- Born: George Courtauld 8 July 1964 (age 62)
- Education: Sherborne School
- Occupations: City Headhunter, Author
- Writing career
- Notable work: The Pocket Book of Patriotism

= George Courtauld (writer) =

George Courtauld (writer) is a city headhunter and British writer best known for his self-published title The Pocket Book of Patriotism (2004) which became a phenomenon when it sold 140,000 copies in its first two weeks and more than 400,000 in total.

The book - originally rejected by seven publishers - is a timeline with speeches and quotes he put together with his sons over a Christmas holiday. It reached number six in the non-fiction Christmas bestseller lists.
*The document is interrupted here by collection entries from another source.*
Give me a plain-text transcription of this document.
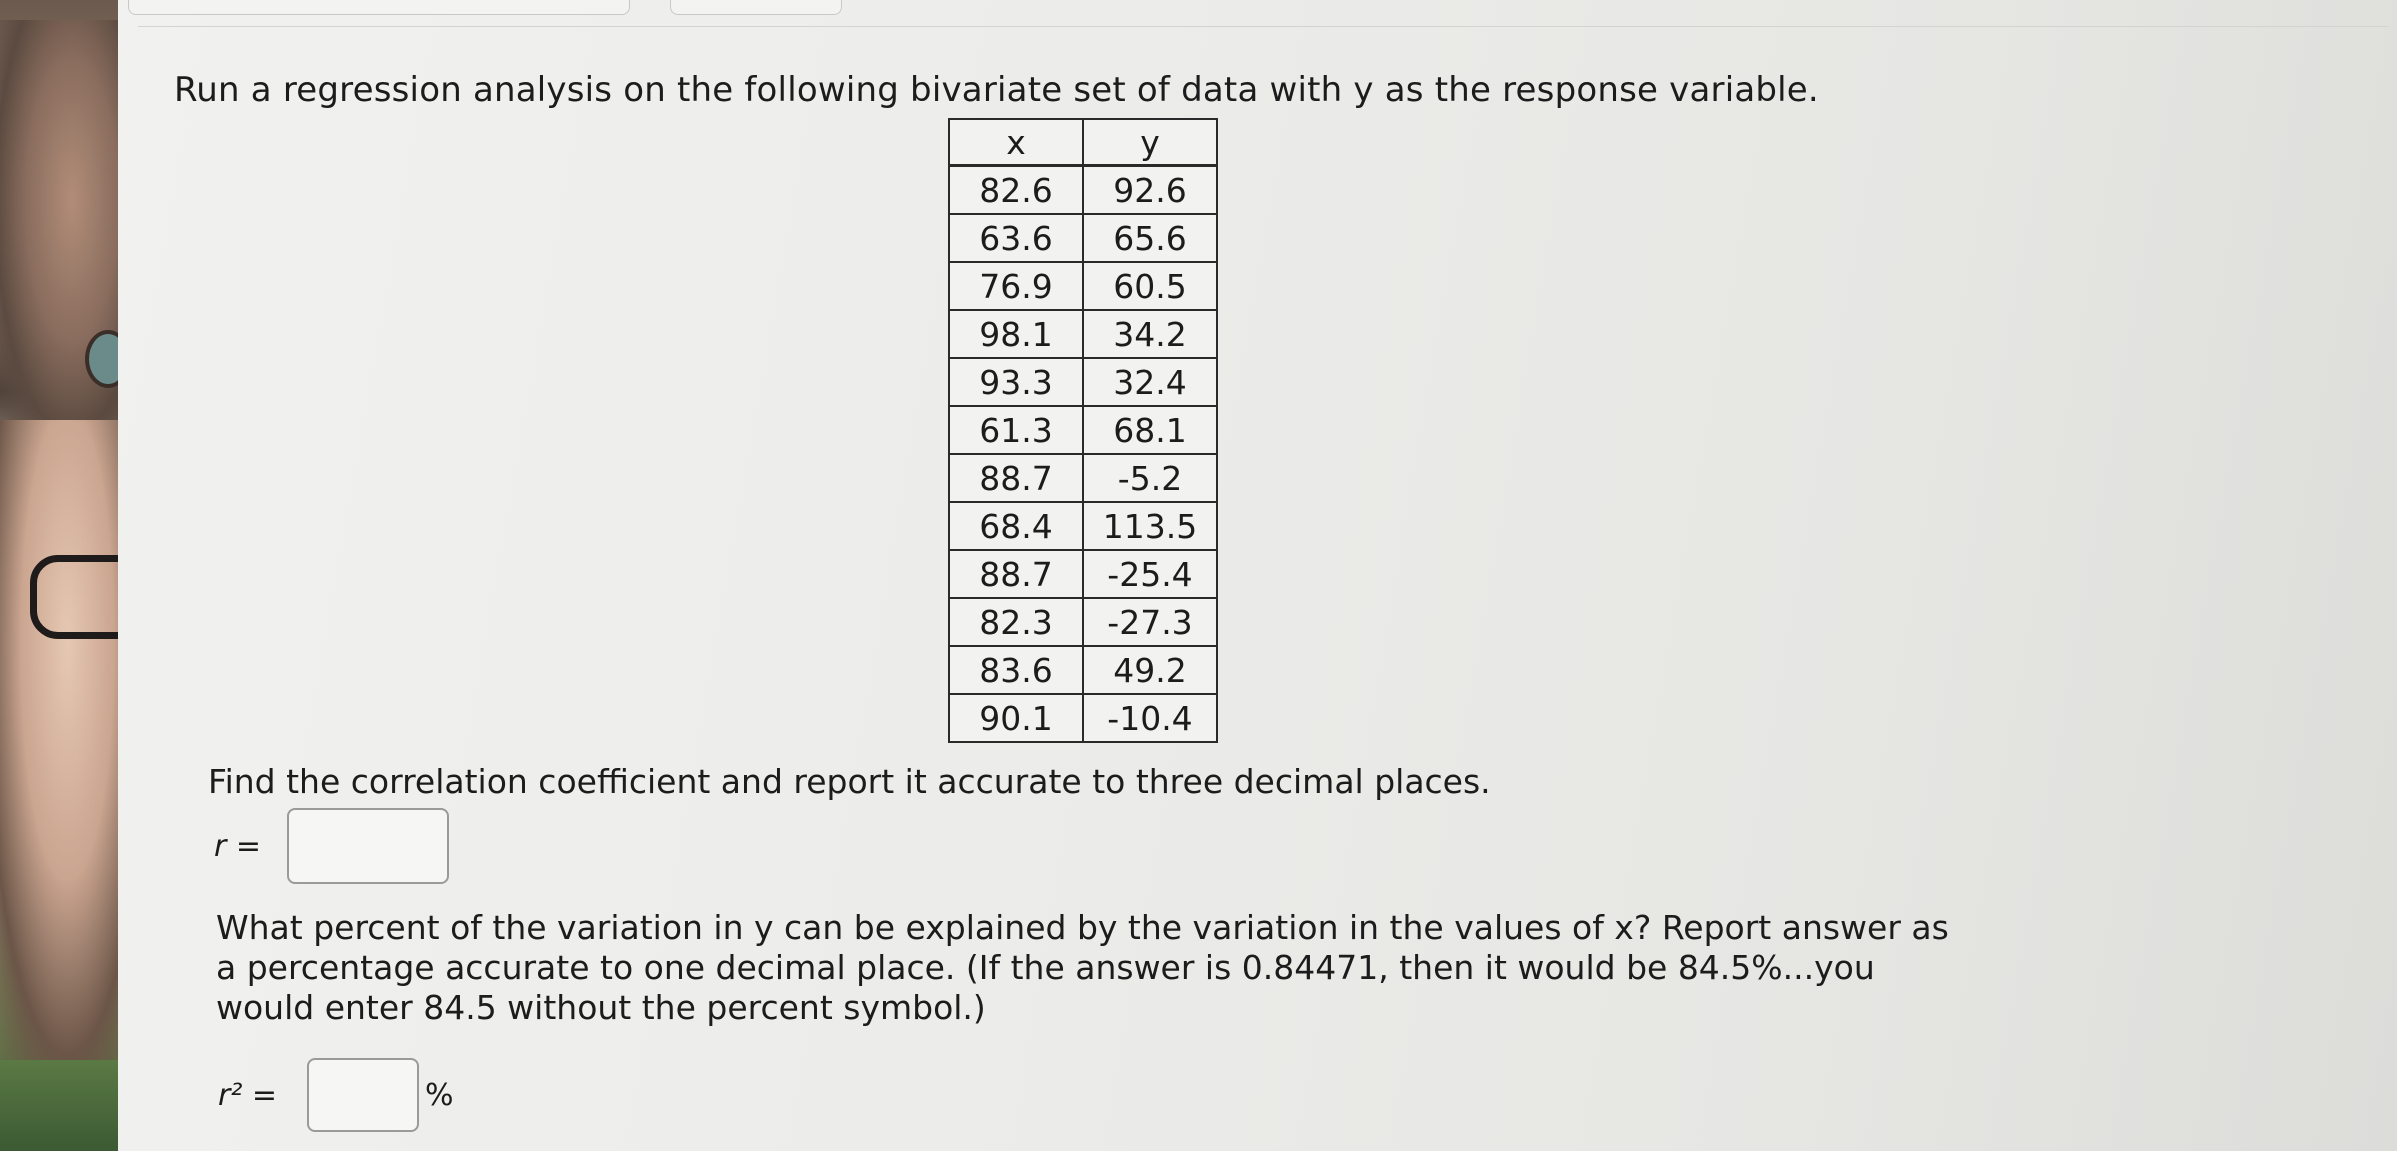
Run a regression analysis on the following bivariate set of data with y as the response variable.
x	y
82.6	92.6
63.6	65.6
76.9	60.5
98.1	34.2
93.3	32.4
61.3	68.1
88.7	-5.2
68.4	113.5
88.7	-25.4
82.3	-27.3
83.6	49.2
90.1	-10.4
Find the correlation coefficient and report it accurate to three decimal places.
r =
What percent of the variation in y can be explained by the variation in the values of x? Report answer as a percentage accurate to one decimal place. (If the answer is 0.84471, then it would be 84.5%...you would enter 84.5 without the percent symbol.)
r² =	%
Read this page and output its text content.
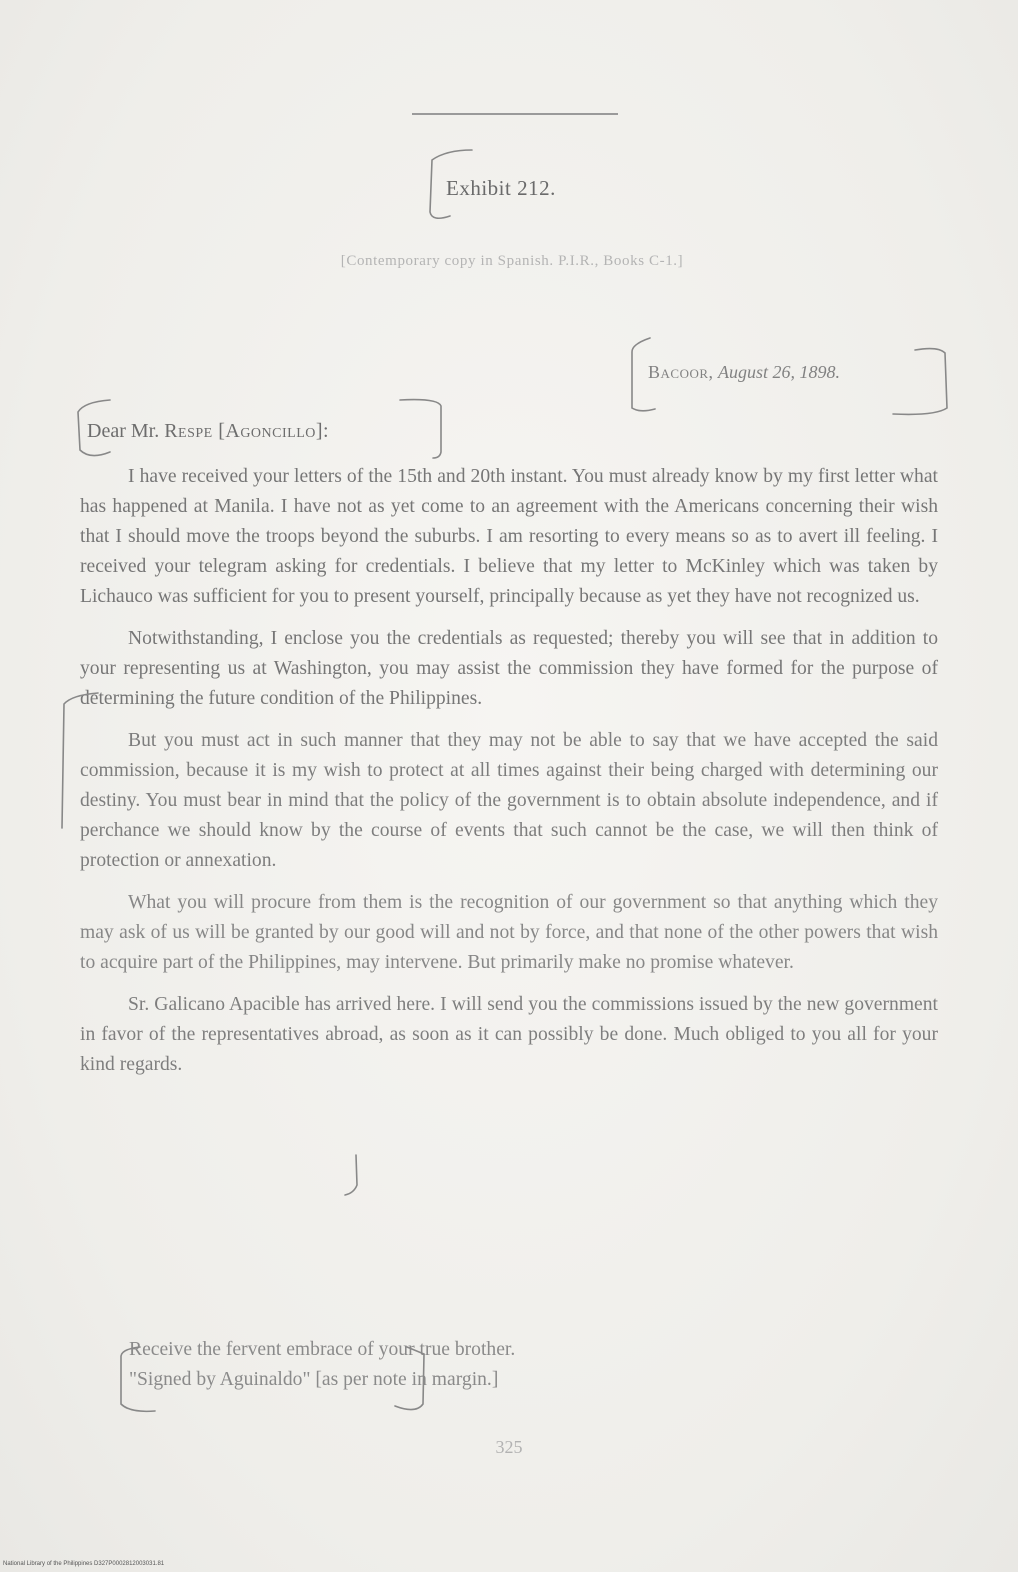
Exhibit 212.
[Contemporary copy in Spanish. P.I.R., Books C-1.]
Bacoor, August 26, 1898.
Dear Mr. Respe [Agoncillo]:

I have received your letters of the 15th and 20th instant. You must already know by my first letter what has happened at Manila. I have not as yet come to an agreement with the Americans concerning their wish that I should move the troops beyond the suburbs. I am resorting to every means so as to avert ill feeling. I received your telegram asking for credentials. I believe that my letter to McKinley which was taken by Lichauco was sufficient for you to present yourself, principally because as yet they have not recognized us.

Notwithstanding, I enclose you the credentials as requested; thereby you will see that in addition to your representing us at Washington, you may assist the commission they have formed for the purpose of determining the future condition of the Philippines.

But you must act in such manner that they may not be able to say that we have accepted the said commission, because it is my wish to protect at all times against their being charged with determining our destiny. You must bear in mind that the policy of the government is to obtain absolute independence, and if perchance we should know by the course of events that such cannot be the case, we will then think of protection or annexation.

What you will procure from them is the recognition of our government so that anything which they may ask of us will be granted by our good will and not by force, and that none of the other powers that wish to acquire part of the Philippines, may intervene. But primarily make no promise whatever.

Sr. Galicano Apacible has arrived here. I will send you the commissions issued by the new government in favor of the representatives abroad, as soon as it can possibly be done. Much obliged to you all for your kind regards.

Receive the fervent embrace of your true brother.
"Signed by Aguinaldo" [as per note in margin.]
325
National Library of the Philippines D327P0002812003031.81
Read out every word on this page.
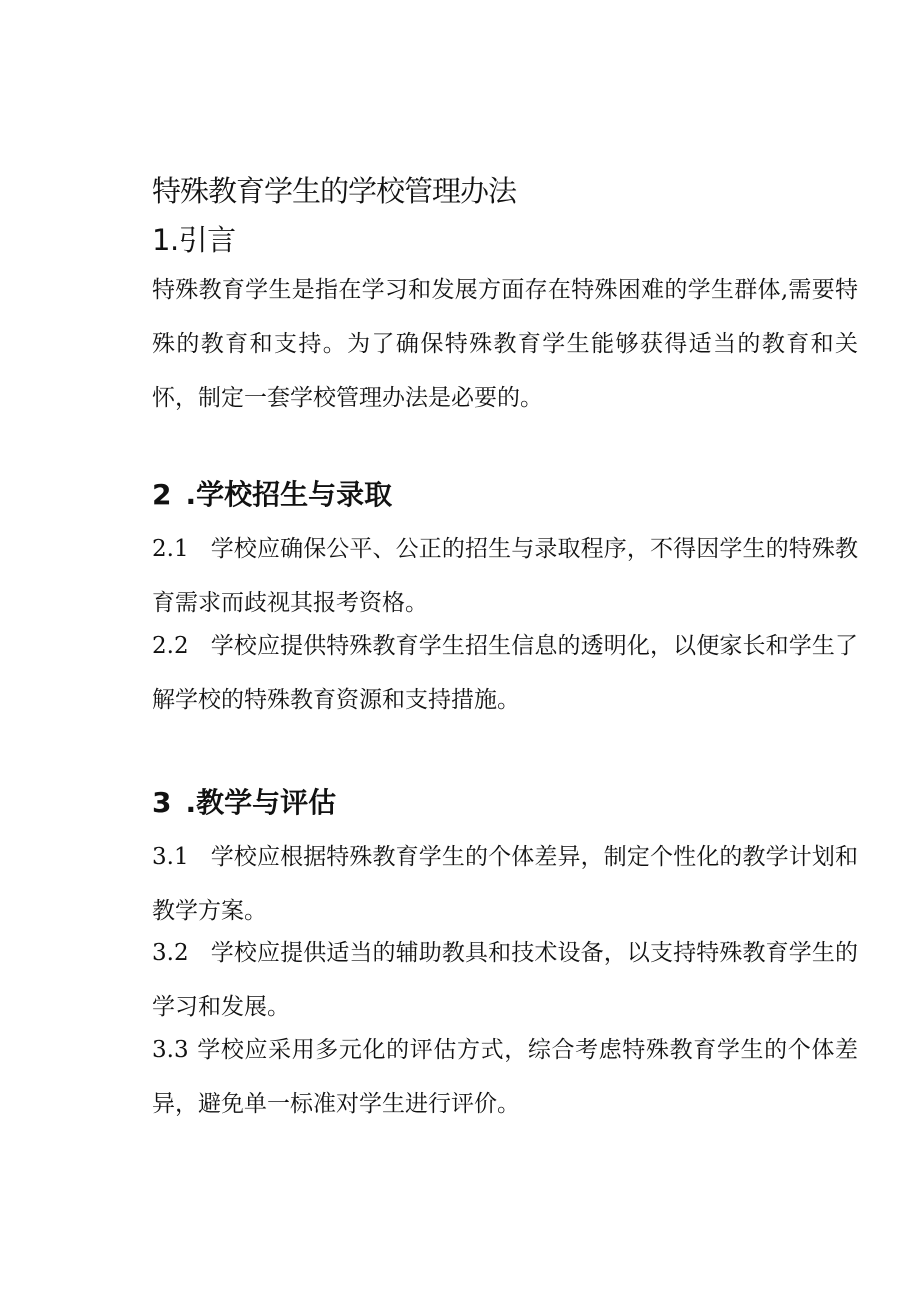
特殊教育学生的学校管理办法
1.引言
特殊教育学生是指在学习和发展方面存在特殊困难的学生群体,需要特殊的教育和支持。为了确保特殊教育学生能够获得适当的教育和关怀，制定一套学校管理办法是必要的。
2 .学校招生与录取
2.1 学校应确保公平、公正的招生与录取程序，不得因学生的特殊教育需求而歧视其报考资格。
2.2 学校应提供特殊教育学生招生信息的透明化，以便家长和学生了解学校的特殊教育资源和支持措施。
3 .教学与评估
3.1 学校应根据特殊教育学生的个体差异，制定个性化的教学计划和教学方案。
3.2 学校应提供适当的辅助教具和技术设备，以支持特殊教育学生的学习和发展。
3.3 学校应采用多元化的评估方式，综合考虑特殊教育学生的个体差异，避免单一标准对学生进行评价。
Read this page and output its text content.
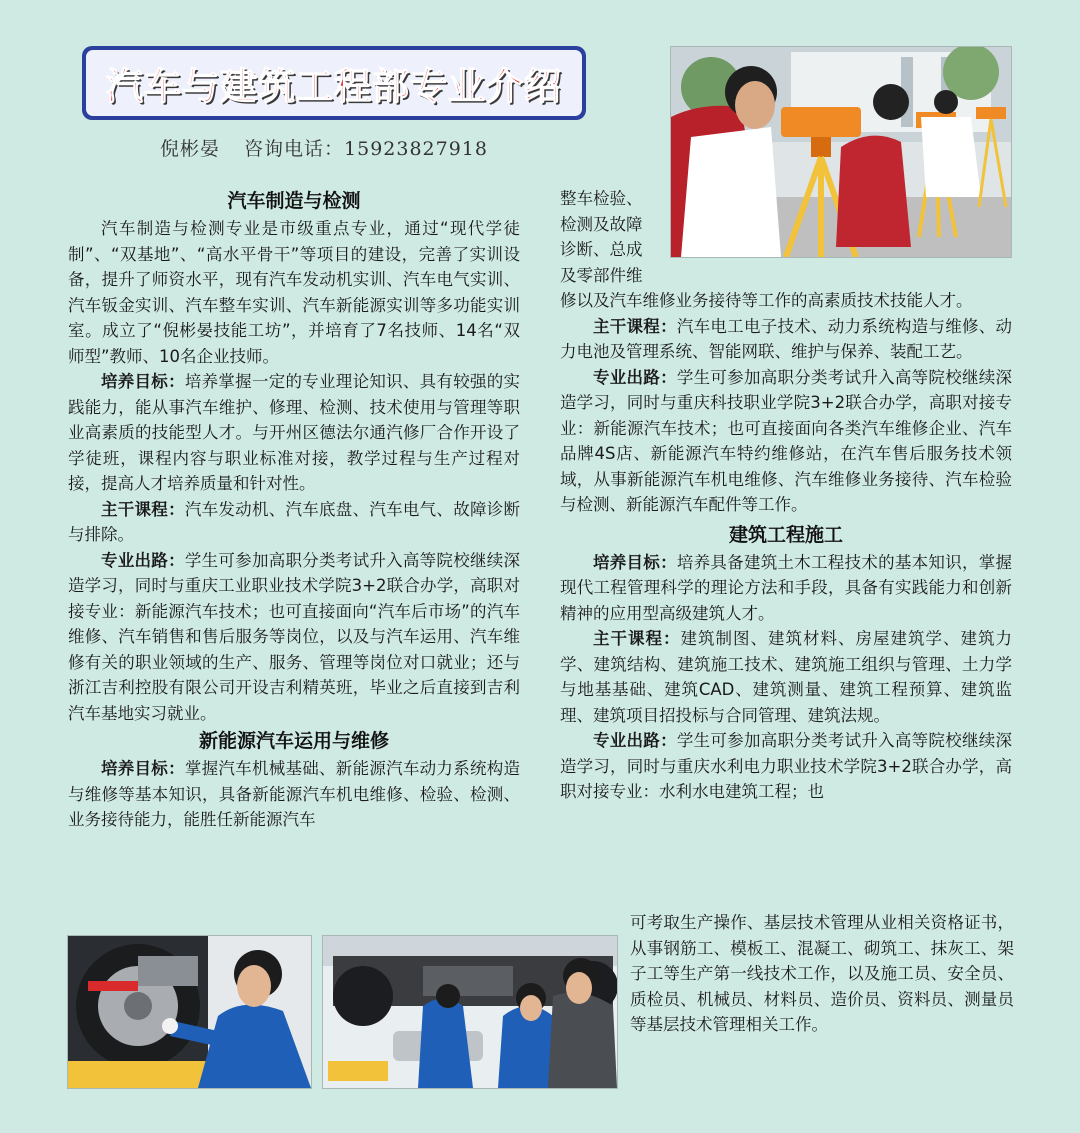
汽车与建筑工程部专业介绍
倪彬晏 咨询电话：15923827918
汽车制造与检测

汽车制造与检测专业是市级重点专业，通过“现代学徒制”、“双基地”、“高水平骨干”等项目的建设，完善了实训设备，提升了师资水平，现有汽车发动机实训、汽车电气实训、汽车钣金实训、汽车整车实训、汽车新能源实训等多功能实训室。成立了“倪彬晏技能工坊”，并培育了7名技师、14名“双师型”教师、10名企业技师。

培养目标：培养掌握一定的专业理论知识、具有较强的实践能力，能从事汽车维护、修理、检测、技术使用与管理等职业高素质的技能型人才。与开州区德法尔通汽修厂合作开设了学徒班，课程内容与职业标准对接，教学过程与生产过程对接，提高人才培养质量和针对性。

主干课程：汽车发动机、汽车底盘、汽车电气、故障诊断与排除。

专业出路：学生可参加高职分类考试升入高等院校继续深造学习，同时与重庆工业职业技术学院3+2联合办学，高职对接专业：新能源汽车技术；也可直接面向“汽车后市场”的汽车维修、汽车销售和售后服务等岗位，以及与汽车运用、汽车维修有关的职业领域的生产、服务、管理等岗位对口就业；还与浙江吉利控股有限公司开设吉利精英班，毕业之后直接到吉利汽车基地实习就业。

新能源汽车运用与维修

培养目标：掌握汽车机械基础、新能源汽车动力系统构造与维修等基本知识，具备新能源汽车机电维修、检验、检测、业务接待能力，能胜任新能源汽车

整车检验、

检测及故障

诊断、总成

及零部件维

修以及汽车维修业务接待等工作的高素质技术技能人才。

主干课程：汽车电工电子技术、动力系统构造与维修、动力电池及管理系统、智能网联、维护与保养、装配工艺。

专业出路：学生可参加高职分类考试升入高等院校继续深造学习，同时与重庆科技职业学院3+2联合办学，高职对接专业：新能源汽车技术；也可直接面向各类汽车维修企业、汽车品牌4S店、新能源汽车特约维修站，在汽车售后服务技术领域，从事新能源汽车机电维修、汽车维修业务接待、汽车检验与检测、新能源汽车配件等工作。

建筑工程施工

培养目标：培养具备建筑土木工程技术的基本知识，掌握现代工程管理科学的理论方法和手段，具备有实践能力和创新精神的应用型高级建筑人才。

主干课程：建筑制图、建筑材料、房屋建筑学、建筑力学、建筑结构、建筑施工技术、建筑施工组织与管理、土力学与地基基础、建筑CAD、建筑测量、建筑工程预算、建筑监理、建筑项目招投标与合同管理、建筑法规。

专业出路：学生可参加高职分类考试升入高等院校继续深造学习，同时与重庆水利电力职业技术学院3+2联合办学，高职对接专业：水利水电建筑工程；也

可考取生产操作、基层技术管理从业相关资格证书，从事钢筋工、模板工、混凝工、砌筑工、抹灰工、架子工等生产第一线技术工作，以及施工员、安全员、质检员、机械员、材料员、造价员、资料员、测量员等基层技术管理相关工作。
He went on to write The Pocket Book of Patriots (Random House 2005) and The Illustrated Book of Patriotism (Ebury Press 2006), England’s Best Loved Poems/ The Enchantment of England (Ebury Press 2007) and The Glorious Book of Great British Weapons (Penguin 2008) .

Since then Courtauld has written The Pocket Book of What When and Who on Earth (2011) published by Bene Factum and Three Men on a Diet (2018) published by Constable, an imprint of Little Brown.

Courtauld was educated at Sherborne School and Pembroke College, Cambridge from where he joined merchant bank Kleinwort Benson in 1986 before moving into executive recruitment in 1992. He lives with his wife Fiona in Essex. They have three grown up sons.